04.10.2014 Kommentare (1)

Am 15./16. September hatte die Frühpädagogik einen Grund zum Feiern. Denn 10 Jahre zuvor hatten die vier ersten kindheitspädagogischen Studiengänge in Berlin, Emden, Freiburg und Koblenz ihre Arbeit aufgenommen. Seitdem hat sich viel getan, auch im Bereich der Fachschulen.

Die Festveranstaltung an der Alice Salomon Hochschule gab Gelegenheit zum Rückblick und zum stolzen Blick auf das Erreichte: Zusammenarbeit zwischen Hochschulen und Fachschulen, Differenzierung der Studiengänge und vieles mehr. Die Akademisierung der Frühpädagogik zeigt sich nicht nur in der Etablierung von Studiengängen, sondern auch in Veränderungen des frühpädagogischen Blicks und einer Vielzahl von Forschungsprojekten, mit denen alte Themen differenziert und neue angegangen werden.
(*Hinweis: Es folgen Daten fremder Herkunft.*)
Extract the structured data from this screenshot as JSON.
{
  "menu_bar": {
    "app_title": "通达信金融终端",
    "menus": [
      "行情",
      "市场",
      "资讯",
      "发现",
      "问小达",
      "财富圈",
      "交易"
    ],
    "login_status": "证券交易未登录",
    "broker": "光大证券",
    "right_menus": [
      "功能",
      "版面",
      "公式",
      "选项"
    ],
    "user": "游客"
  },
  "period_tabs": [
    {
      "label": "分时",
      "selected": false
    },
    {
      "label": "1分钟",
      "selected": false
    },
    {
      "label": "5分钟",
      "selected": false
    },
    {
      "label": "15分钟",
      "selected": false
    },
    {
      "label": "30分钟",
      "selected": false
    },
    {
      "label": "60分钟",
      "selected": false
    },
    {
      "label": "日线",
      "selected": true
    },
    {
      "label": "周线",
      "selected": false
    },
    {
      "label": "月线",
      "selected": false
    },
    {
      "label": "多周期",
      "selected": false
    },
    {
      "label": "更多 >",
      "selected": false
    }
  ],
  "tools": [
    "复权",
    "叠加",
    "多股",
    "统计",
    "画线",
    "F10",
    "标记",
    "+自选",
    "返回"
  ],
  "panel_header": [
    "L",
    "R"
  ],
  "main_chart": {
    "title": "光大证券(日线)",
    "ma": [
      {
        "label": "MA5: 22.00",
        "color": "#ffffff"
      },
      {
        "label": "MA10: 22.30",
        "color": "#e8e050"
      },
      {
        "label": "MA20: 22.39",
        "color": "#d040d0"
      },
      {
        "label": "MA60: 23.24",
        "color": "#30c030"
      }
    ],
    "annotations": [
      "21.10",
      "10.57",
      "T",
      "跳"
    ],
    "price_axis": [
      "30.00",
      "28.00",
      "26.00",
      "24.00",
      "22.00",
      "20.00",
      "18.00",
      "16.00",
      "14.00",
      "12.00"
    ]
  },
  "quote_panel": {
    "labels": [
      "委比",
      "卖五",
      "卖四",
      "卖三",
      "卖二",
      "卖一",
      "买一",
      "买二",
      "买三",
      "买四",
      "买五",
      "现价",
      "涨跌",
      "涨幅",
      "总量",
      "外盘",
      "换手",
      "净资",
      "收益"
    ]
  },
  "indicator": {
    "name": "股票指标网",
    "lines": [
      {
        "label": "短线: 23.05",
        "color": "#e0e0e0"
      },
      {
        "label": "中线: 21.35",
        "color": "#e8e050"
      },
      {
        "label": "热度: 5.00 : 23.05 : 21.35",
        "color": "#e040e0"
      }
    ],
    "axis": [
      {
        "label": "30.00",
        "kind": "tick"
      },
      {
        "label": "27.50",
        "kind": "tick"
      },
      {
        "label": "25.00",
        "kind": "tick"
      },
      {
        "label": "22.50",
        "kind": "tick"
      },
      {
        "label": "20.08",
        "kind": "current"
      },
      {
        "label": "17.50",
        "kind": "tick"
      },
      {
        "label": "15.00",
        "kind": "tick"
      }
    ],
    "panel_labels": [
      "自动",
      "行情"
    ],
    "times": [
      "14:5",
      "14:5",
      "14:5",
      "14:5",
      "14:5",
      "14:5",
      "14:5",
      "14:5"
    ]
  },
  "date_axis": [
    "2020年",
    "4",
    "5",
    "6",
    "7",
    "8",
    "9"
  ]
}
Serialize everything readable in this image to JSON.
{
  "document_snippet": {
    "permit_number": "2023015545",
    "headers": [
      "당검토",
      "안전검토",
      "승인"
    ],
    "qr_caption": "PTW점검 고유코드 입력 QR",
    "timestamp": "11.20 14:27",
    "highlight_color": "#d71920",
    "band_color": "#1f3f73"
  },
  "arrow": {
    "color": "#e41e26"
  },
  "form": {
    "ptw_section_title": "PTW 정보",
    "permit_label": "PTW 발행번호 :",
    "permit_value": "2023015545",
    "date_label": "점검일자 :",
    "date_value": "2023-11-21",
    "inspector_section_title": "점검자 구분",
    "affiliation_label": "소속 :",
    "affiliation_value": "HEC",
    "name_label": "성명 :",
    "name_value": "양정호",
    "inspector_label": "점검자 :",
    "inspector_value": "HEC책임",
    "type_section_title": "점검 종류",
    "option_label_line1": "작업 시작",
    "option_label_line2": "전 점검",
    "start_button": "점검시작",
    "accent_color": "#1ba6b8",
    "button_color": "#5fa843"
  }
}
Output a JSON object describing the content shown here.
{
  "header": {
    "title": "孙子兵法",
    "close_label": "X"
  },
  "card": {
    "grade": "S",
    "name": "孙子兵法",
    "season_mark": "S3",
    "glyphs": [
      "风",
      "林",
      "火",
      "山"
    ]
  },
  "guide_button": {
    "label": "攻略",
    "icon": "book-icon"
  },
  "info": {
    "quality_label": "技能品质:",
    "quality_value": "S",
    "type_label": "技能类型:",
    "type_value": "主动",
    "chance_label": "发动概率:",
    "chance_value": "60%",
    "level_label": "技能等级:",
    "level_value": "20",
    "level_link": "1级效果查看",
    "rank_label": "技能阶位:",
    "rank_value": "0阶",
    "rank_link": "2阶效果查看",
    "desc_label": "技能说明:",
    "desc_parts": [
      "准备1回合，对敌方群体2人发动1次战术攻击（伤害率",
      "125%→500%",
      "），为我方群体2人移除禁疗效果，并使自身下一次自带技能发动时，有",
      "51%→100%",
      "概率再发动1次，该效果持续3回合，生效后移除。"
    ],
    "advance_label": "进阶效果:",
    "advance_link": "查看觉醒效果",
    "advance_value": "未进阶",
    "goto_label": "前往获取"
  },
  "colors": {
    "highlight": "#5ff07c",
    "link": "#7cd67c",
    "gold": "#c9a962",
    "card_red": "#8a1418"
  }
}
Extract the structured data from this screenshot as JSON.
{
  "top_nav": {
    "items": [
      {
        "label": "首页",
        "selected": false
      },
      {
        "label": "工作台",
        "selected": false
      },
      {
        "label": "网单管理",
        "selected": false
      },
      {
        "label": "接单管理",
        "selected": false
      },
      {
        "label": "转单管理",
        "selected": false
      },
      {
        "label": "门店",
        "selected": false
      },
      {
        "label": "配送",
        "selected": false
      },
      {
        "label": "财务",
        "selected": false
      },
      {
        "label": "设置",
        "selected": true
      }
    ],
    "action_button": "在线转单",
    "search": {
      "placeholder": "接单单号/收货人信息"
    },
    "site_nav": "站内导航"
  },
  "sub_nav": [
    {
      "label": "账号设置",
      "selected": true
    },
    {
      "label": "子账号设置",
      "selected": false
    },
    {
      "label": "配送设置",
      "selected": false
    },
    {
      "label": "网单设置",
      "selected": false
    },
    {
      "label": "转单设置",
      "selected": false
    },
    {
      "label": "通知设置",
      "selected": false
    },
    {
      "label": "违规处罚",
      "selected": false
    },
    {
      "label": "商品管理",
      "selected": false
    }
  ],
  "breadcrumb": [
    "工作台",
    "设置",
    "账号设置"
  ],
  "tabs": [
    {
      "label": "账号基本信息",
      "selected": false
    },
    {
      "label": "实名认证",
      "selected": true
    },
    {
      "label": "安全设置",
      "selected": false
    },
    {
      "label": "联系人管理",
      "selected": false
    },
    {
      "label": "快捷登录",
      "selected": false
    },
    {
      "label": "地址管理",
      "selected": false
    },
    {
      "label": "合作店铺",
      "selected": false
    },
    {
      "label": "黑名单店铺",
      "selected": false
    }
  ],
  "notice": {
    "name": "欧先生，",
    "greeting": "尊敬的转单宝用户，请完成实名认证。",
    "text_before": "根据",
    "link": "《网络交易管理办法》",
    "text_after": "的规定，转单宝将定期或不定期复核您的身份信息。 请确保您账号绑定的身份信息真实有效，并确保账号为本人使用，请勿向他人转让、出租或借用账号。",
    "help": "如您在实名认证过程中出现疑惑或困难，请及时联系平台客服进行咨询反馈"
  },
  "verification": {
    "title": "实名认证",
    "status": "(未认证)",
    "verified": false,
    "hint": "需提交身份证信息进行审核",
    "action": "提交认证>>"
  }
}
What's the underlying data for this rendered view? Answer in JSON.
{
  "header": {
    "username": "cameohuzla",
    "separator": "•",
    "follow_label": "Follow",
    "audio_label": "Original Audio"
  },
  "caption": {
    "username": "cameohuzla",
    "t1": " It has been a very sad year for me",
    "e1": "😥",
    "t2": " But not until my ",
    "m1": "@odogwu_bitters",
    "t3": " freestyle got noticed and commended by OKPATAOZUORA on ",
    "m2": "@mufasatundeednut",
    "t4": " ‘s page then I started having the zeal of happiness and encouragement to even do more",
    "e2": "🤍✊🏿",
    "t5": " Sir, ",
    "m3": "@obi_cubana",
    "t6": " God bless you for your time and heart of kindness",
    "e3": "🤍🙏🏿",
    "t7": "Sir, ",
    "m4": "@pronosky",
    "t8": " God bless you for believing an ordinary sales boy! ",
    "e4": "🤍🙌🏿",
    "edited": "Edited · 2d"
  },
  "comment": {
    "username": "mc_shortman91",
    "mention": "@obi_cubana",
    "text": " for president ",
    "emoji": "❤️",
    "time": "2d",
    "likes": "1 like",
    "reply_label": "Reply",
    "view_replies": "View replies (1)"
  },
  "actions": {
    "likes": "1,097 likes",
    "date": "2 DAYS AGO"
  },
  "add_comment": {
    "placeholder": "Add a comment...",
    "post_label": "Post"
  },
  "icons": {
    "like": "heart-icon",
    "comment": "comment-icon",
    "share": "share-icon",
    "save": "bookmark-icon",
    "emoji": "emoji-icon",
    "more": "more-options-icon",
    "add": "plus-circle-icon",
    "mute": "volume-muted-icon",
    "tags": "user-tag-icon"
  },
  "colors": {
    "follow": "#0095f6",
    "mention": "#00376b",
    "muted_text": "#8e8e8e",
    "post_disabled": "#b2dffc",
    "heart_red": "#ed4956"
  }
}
Und doch befällt mich bei all diesen guten Nachrichten ein Unbehagen. Denn die Frühpädagogik, wie jede andere Disziplin, bleibt in einem engen Zirkel. Tagungen, Forschungsprojekte und die Ausbildung selbst befassen sich mit dem, was bei uns ansteht, allenfalls erweitert durch den Blick auf andere wohlhabende Länder, in denen die frühkindliche Bildung blüht. Um die Länder, in denen es Kindern schlecht geht, wo sie vielleicht sogar einen frühen Tod zu erwarten haben, kümmern wir uns nicht.

Beispiel Ebola. Schon im Februar dieses Jahres wurden die ersten Ebola-Fälle in Guinea bekannt, es folgten weitere Erkrankungsmeldungen aus Sierra Leone und Liberia. Die Medien bei uns brachten die Nachrichten unter ferner liefen, selbst die WHO reagierte mit pathologischem Optimismus, als die Organisation Ärzte ohne Grenzen schon Zeter und Mordio schrie.

Inzwischen sind es nicht nur einzelne Fälle, sondern ganze Familien, die von der Krankheit dahin gerafft werden. Wir können nicht viel tun, das ist wahr. Aber hätten nicht auch wir früher die Augen aufmachen müssen, wir, nicht nur die PolitikerInnen? Hätten wir nicht als pädagogisch engagierte Menschen auf die Gefahren für die Kinder hinweisen müssen, Petitionen an die Politiker verfassen und nicht darauf vertrauen, dass die WHO es schon richten wird?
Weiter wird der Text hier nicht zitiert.